New Jersey State Assemblyman
- In office January 1919 – January 1925
- Preceded by: Aldin Smith
- Succeeded by: Albert Comstock

Personal details
- Born: William Wadsworth Evans October 5, 1887 Paterson, New Jersey, U.S.
- Died: November 13, 1972 (aged 85) Wayne, New Jersey, U.S.
- Party: Republican
- Spouse: Isabel Urquhart Blauvelt
- Parent(s): John William Evans Emily Wadsworth Evans
- Education: New York Law School
- Profession: Lawyer

= William Wadsworth Evans =

American politician (1887-1972)

William Wadsworth Evans Sr. (October 5, 1887 – November 13, 1972) was an American Republican Party politician who served in the New Jersey General Assembly from 1919 to 1924, serving as Speaker of the New Jersey General Assembly in his final term in office.

==Early life==
Evans was born in Paterson, New Jersey on October 5, 1887, the son of John William Evans and Emily Wadsworth Evans.
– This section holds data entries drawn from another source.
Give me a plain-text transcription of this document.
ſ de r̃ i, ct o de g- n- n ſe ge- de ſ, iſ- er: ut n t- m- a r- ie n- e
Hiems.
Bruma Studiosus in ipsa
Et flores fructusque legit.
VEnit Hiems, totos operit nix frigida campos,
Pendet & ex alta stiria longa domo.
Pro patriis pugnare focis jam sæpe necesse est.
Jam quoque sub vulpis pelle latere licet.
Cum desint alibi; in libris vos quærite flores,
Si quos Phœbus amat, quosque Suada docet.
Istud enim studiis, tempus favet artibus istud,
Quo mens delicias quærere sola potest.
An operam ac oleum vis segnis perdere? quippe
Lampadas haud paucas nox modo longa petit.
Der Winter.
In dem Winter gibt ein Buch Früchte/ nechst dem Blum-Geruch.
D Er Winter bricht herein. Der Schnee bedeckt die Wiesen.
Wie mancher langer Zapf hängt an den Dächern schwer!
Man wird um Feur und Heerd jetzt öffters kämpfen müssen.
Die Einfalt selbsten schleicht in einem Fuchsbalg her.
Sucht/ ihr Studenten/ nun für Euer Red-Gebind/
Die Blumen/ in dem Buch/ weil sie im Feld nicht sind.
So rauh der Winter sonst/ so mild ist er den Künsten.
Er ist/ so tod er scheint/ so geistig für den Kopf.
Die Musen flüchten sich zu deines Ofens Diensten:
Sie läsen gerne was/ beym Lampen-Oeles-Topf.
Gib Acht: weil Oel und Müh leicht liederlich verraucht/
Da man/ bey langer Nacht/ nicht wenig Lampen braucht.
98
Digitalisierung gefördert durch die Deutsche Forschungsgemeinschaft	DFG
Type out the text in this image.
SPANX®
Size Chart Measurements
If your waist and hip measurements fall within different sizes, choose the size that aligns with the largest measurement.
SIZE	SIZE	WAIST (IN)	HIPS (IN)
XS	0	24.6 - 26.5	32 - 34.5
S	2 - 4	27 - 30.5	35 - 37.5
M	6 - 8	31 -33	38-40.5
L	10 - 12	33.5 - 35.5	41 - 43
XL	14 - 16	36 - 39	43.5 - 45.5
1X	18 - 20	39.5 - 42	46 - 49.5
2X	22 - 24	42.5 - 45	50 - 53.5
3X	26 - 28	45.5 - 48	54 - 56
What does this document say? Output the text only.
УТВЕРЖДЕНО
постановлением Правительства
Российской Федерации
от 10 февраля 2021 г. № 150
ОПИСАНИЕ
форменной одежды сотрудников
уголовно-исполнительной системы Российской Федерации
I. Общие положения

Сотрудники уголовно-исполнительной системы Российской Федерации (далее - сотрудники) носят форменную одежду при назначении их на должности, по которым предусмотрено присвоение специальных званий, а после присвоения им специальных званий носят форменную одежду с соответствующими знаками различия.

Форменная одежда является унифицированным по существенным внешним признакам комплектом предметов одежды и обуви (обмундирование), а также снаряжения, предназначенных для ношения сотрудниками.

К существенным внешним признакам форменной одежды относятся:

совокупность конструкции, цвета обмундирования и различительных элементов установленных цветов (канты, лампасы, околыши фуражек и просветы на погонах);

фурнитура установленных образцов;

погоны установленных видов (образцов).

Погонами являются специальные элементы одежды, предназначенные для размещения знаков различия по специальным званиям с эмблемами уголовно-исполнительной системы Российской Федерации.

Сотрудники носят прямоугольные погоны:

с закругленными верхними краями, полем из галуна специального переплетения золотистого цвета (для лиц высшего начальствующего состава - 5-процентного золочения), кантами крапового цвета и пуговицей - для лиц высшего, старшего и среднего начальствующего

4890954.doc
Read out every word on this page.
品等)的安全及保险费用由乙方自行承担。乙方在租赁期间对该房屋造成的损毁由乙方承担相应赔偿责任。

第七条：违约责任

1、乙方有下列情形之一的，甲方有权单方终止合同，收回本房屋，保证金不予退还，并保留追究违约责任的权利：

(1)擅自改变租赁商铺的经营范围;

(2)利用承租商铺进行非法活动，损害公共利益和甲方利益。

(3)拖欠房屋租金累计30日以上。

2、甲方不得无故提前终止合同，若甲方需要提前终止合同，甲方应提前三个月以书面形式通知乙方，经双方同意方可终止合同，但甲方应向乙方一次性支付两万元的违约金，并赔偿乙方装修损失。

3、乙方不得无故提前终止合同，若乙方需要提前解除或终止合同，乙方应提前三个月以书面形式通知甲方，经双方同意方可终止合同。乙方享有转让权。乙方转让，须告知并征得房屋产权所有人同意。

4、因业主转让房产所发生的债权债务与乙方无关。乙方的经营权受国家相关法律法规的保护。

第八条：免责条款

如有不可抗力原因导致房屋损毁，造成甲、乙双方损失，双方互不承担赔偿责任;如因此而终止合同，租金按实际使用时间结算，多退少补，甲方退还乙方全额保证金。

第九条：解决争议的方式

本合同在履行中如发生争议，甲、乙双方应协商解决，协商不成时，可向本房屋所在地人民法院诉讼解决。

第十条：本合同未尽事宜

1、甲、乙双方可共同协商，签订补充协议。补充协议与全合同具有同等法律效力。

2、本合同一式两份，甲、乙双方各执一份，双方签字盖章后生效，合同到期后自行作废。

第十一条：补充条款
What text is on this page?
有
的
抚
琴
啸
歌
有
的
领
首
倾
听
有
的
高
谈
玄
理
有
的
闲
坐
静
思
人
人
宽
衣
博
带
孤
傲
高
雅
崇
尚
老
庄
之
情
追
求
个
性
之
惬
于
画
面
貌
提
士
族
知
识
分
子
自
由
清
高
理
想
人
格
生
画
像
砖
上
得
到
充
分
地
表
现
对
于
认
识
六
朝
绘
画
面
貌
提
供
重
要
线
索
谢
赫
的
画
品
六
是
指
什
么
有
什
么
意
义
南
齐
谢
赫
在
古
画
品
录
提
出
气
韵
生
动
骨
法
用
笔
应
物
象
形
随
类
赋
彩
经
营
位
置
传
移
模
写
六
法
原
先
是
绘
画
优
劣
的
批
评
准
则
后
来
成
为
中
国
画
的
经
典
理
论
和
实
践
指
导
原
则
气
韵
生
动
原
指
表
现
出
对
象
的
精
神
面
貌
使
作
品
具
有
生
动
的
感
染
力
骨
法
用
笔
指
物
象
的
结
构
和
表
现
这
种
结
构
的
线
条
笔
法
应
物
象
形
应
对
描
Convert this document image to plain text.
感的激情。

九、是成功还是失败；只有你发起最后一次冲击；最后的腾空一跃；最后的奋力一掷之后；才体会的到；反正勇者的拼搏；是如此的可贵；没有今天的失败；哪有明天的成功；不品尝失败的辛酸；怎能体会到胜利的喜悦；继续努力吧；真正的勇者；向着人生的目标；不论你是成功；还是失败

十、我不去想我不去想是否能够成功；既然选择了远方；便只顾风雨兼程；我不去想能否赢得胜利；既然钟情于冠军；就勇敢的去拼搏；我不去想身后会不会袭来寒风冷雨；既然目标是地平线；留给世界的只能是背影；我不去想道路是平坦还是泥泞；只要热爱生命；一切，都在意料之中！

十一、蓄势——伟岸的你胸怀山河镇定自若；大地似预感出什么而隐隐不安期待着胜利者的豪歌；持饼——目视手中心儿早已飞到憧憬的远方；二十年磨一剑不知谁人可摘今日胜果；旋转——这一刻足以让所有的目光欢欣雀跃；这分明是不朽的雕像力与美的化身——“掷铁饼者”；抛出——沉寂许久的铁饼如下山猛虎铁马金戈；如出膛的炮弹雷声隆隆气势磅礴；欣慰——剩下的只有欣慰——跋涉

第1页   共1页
He was a 1905 graduate of Paterson Central High School (since renamed as John F. Kennedy High School) and graduated from New York Law School in 1908. He played the organ at St. Mark's Church in-the-Bowery in order to cover his law school tuition. He was admitted to the New Jersey Bar in 1911. In 1912, Evans served as Secretary to New Jersey Assembly Speaker Thomas F. McCran.

==State Assemblyman==
He was elected Assemblyman in 1918, and was re-elected in 1919, 1920, 1921, 1922 and 1923. Evans served as Assembly Speaker in 1922.

==Family and later life==
Evans was married to Isabel Urquhart Blauvelt (1892–1967), the daughter of William B. Blauvelt, a Paterson banker. He had two children: Barbara Evans Boe (1914–1999) and William W. Evans Jr. (1921–1999), a former New Jersey State Assemblyman and a candidate for the Republican nomination for President in 1968. A resident of Glen Rock, New Jersey, he died at age 86 in Wayne, New Jersey, on November 13, 1972.